Nous allons profiter de la présidence française de l'Union Européenne pour réfléchir avec l'ensemble de nos partenaires européens à des mesures qui permettront un plus large équipement, et surtout un usage plus important des technologies de l'Internet par les foyers défavorisés et les populations fragilisées (personnes âgées, handicapées ou sans emploi).
Nous organiserons conjointement avec nos partenaires autrichiens la conférence de Vienne sur la « e-inclusion », qui se tiendra du 30 novembre au 2 décembre prochain. Mes homologues en charge de la société de l'information seront également présents.
Cette conférence sera l'occasion de mettre en place de nouveaux instruments autour de l'Internet mobile et des technologies sans fil, qui permettront aux populations cibles de les utiliser et d'en retirer des bénéfices.

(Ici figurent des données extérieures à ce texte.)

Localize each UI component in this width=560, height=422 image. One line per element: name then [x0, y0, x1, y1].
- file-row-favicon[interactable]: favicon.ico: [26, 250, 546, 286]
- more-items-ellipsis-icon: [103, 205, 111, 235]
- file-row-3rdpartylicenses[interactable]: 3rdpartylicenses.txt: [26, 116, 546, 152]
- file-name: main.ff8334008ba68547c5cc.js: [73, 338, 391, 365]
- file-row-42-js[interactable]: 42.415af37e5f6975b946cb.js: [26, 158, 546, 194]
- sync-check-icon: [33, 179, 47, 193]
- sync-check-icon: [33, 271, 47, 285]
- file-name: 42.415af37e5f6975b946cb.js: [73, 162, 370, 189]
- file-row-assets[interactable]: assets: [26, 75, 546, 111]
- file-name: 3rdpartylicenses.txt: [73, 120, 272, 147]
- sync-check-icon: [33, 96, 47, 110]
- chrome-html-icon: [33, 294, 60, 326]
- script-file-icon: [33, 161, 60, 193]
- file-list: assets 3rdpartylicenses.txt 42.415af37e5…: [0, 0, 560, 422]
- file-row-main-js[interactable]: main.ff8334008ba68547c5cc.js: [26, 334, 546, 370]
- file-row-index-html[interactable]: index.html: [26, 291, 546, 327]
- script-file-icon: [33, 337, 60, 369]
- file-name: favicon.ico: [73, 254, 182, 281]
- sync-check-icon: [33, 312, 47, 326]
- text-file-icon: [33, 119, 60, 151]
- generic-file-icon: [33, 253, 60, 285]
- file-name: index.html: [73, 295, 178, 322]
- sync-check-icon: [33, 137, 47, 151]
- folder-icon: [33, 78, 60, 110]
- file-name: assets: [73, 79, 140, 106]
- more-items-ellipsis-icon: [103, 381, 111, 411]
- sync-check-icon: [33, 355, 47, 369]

Nous poursuivons un objectif social, intégrant des thèmes larges comme le maintien à domicile des personnes âgées ou dépendantes grâce aux nouvelles technologies, la prise en compte du handicap pour l'accès et l'usage des services numériques, la lutte contre - permettez-moi ce néologisme - « l'illectronisme », la prise en compte de la diversité culturelle.
Je vais maintenant laisser la parole, successivement :
- à Bruno Retailleau, Sénateur, au sujet de la Charte sur les dons d'ordinateurs par les entreprises à leurs salariés, qui sera signée à la fin de cette conférence de presse ;
- à Bernard Benhamou, Délégué aux Usages de l'Internet, sur le label « Ordi 2.0 » pour la filière de reconditionnement des ordinateurs ;
- à François-Xavier Huscherr, Président de Renaissance Numérique, qui a beaucoup milité pour la mise en place de ce programme.